If the frequency of light in a photoelectric experiment is doubled the stopping potential will

To solve the problem, we will use Einstein's photoelectric equation, which relates the stopping potential to the frequency of incident light and the work function of the material. ### Step-by-Step Solution: 1. **Understand the Photoelectric Equation**: The photoelectric equation is given by: \[ E \cdot V_0 = h \nu - \phi_0 \] where: - \(E\) is the charge of an electron, - \(V_0\) is the stopping potential, - \(h\) is Planck's constant, - \(\nu\) is the frequency of the incident light, - \(\phi_0\) is the work function of the material. 2. **Initial Condition**: Let the initial frequency of light be \(\nu\). The stopping potential corresponding to this frequency is \(V_0\). Thus, we can write: \[ E \cdot V_0 = h \nu - \phi_0 \quad \text{(Equation 1)} \] 3. **Doubling the Frequency**: Now, if the frequency of light is doubled, we have: \[ \nu' = 2\nu \] The new stopping potential will be \(V_0'\).
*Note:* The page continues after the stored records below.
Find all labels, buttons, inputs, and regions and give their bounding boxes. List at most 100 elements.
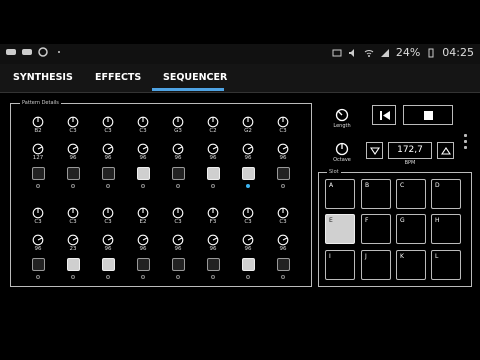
velocity-knob[interactable] [102, 234, 114, 246]
step-button[interactable] [207, 167, 220, 180]
step-button[interactable] [32, 258, 45, 271]
slot-pad-d[interactable]: D [431, 179, 461, 209]
note-knob[interactable] [207, 116, 219, 128]
note-knob[interactable] [67, 116, 79, 128]
pad-label: J [365, 253, 367, 260]
note-value: G2 [244, 128, 252, 134]
slot-title: Slot [327, 169, 341, 175]
note-knob[interactable] [242, 207, 254, 219]
note-value: C3 [279, 128, 287, 134]
note-value: C3 [104, 128, 112, 134]
settings-circle-icon [38, 47, 48, 57]
step-led [106, 275, 110, 279]
slot-pad-k[interactable]: K [396, 250, 426, 280]
note-knob[interactable] [67, 207, 79, 219]
step-button[interactable] [102, 167, 115, 180]
slot-pad-i[interactable]: I [325, 250, 355, 280]
note-knob[interactable] [242, 116, 254, 128]
active-tab-indicator [152, 88, 224, 91]
velocity-knob[interactable] [137, 234, 149, 246]
step-led [36, 184, 40, 188]
octave-knob[interactable] [335, 142, 349, 156]
pad-label: I [329, 253, 331, 260]
step-led [281, 184, 285, 188]
note-knob[interactable] [32, 207, 44, 219]
velocity-knob[interactable] [277, 143, 289, 155]
divider [0, 92, 480, 93]
bpm-increase-button[interactable] [437, 142, 454, 159]
velocity-knob[interactable] [242, 143, 254, 155]
note-knob[interactable] [207, 207, 219, 219]
velocity-knob[interactable] [137, 143, 149, 155]
pattern-details-panel [10, 103, 312, 287]
overflow-menu-icon[interactable] [464, 134, 468, 152]
slot-pad-j[interactable]: J [361, 250, 391, 280]
step-led [211, 184, 215, 188]
step-button[interactable] [242, 167, 255, 180]
velocity-value: 96 [139, 246, 147, 252]
note-value: C3 [244, 219, 252, 225]
note-knob[interactable] [102, 207, 114, 219]
velocity-knob[interactable] [277, 234, 289, 246]
velocity-knob[interactable] [102, 143, 114, 155]
step-button[interactable] [102, 258, 115, 271]
note-knob[interactable] [137, 116, 149, 128]
velocity-value: 96 [34, 246, 42, 252]
velocity-knob[interactable] [32, 143, 44, 155]
note-value: C3 [104, 219, 112, 225]
note-value: F3 [209, 219, 217, 225]
step-button[interactable] [242, 258, 255, 271]
step-button[interactable] [32, 167, 45, 180]
stop-button[interactable] [403, 105, 453, 125]
velocity-value: 96 [104, 155, 112, 161]
slot-pad-h[interactable]: H [431, 214, 461, 244]
velocity-knob[interactable] [67, 143, 79, 155]
slot-pad-a[interactable]: A [325, 179, 355, 209]
step-button[interactable] [172, 167, 185, 180]
velocity-knob[interactable] [32, 234, 44, 246]
rewind-button[interactable] [372, 105, 396, 125]
note-value: C3 [174, 219, 182, 225]
note-knob[interactable] [277, 116, 289, 128]
step-button[interactable] [67, 258, 80, 271]
velocity-knob[interactable] [207, 234, 219, 246]
triangle-down-icon [370, 147, 380, 155]
note-knob[interactable] [172, 116, 184, 128]
note-knob[interactable] [32, 116, 44, 128]
step-button[interactable] [67, 167, 80, 180]
velocity-knob[interactable] [172, 143, 184, 155]
note-knob[interactable] [137, 207, 149, 219]
slot-pad-e[interactable]: E [325, 214, 355, 244]
step-button[interactable] [207, 258, 220, 271]
step-led [176, 275, 180, 279]
note-knob[interactable] [277, 207, 289, 219]
step-button[interactable] [277, 258, 290, 271]
velocity-knob[interactable] [242, 234, 254, 246]
triangle-up-icon [441, 147, 451, 155]
pad-label: A [329, 182, 334, 189]
step-button[interactable] [137, 167, 150, 180]
step-button[interactable] [277, 167, 290, 180]
length-knob[interactable] [335, 108, 349, 122]
note-value: C3 [34, 219, 42, 225]
note-knob[interactable] [172, 207, 184, 219]
velocity-knob[interactable] [172, 234, 184, 246]
velocity-knob[interactable] [207, 143, 219, 155]
gamepad-icon [22, 49, 32, 55]
battery-icon [428, 48, 434, 57]
pad-label: E [329, 217, 333, 224]
slot-pad-g[interactable]: G [396, 214, 426, 244]
slot-pad-c[interactable]: C [396, 179, 426, 209]
length-label: Length [333, 123, 351, 129]
bpm-decrease-button[interactable] [366, 142, 383, 159]
slot-pad-b[interactable]: B [361, 179, 391, 209]
tab-effects[interactable]: EFFECTS [95, 64, 141, 92]
note-knob[interactable] [102, 116, 114, 128]
slot-pad-f[interactable]: F [361, 214, 391, 244]
bpm-value[interactable]: 172,7 [388, 142, 432, 159]
slot-pad-l[interactable]: L [431, 250, 461, 280]
velocity-knob[interactable] [67, 234, 79, 246]
step-button[interactable] [137, 258, 150, 271]
step-button[interactable] [172, 258, 185, 271]
tab-synthesis[interactable]: SYNTHESIS [13, 64, 73, 92]
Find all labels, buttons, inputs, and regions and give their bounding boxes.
According to the photoelectric equation, we can write: \[ E \cdot V_0' = h (2\nu) - \phi_0 \quad \text{(Equation 2)} \] 4. **Substituting and Rearranging**: From Equation 2, we have: \[ E \cdot V_0' = 2h \nu - \phi_0 \] Now, we can express \(V_0'\) in terms of \(V_0\): \[ E \cdot V_0' = 2(h \nu - \phi_0) + \phi_0 \] We can substitute \(E \cdot V_0\) from Equation 1 into this equation: \[ E \cdot V_0' = 2(E \cdot V_0) + \phi_0 \] 5. **Dividing the Equations**: Now, we can divide Equation 2 by Equation 1: \[ \frac{E \cdot V_0'}{E \cdot V_0} = \frac{2h \nu - \phi_0}{h \nu - \phi_0} \] Simplifying this gives: \[ \frac{V_0'}{V_0} = \frac{2h \nu - \phi_0}{h \nu - \phi_0} \] 6. **Analyzing the Result**: We can simplify this further. The right-hand side can be expressed as: \[ \frac{V_0'}{V_0} = 2 + \frac{\phi_0}{h \nu - \phi_0} \] Since \(\phi_0\) is positive and \(h \nu > \phi_0\) (for photoelectric emission to occur), the term \(\frac{\phi_0}{h \nu - \phi_0}\) is also positive. 7. **Conclusion**: Therefore, we conclude that: \[ V_0' > 2V_0 \] This means that the stopping potential when the frequency is doubled is greater than double the original stopping potential. ### Final Answer: The stopping potential will be greater than double when the frequency of light is doubled.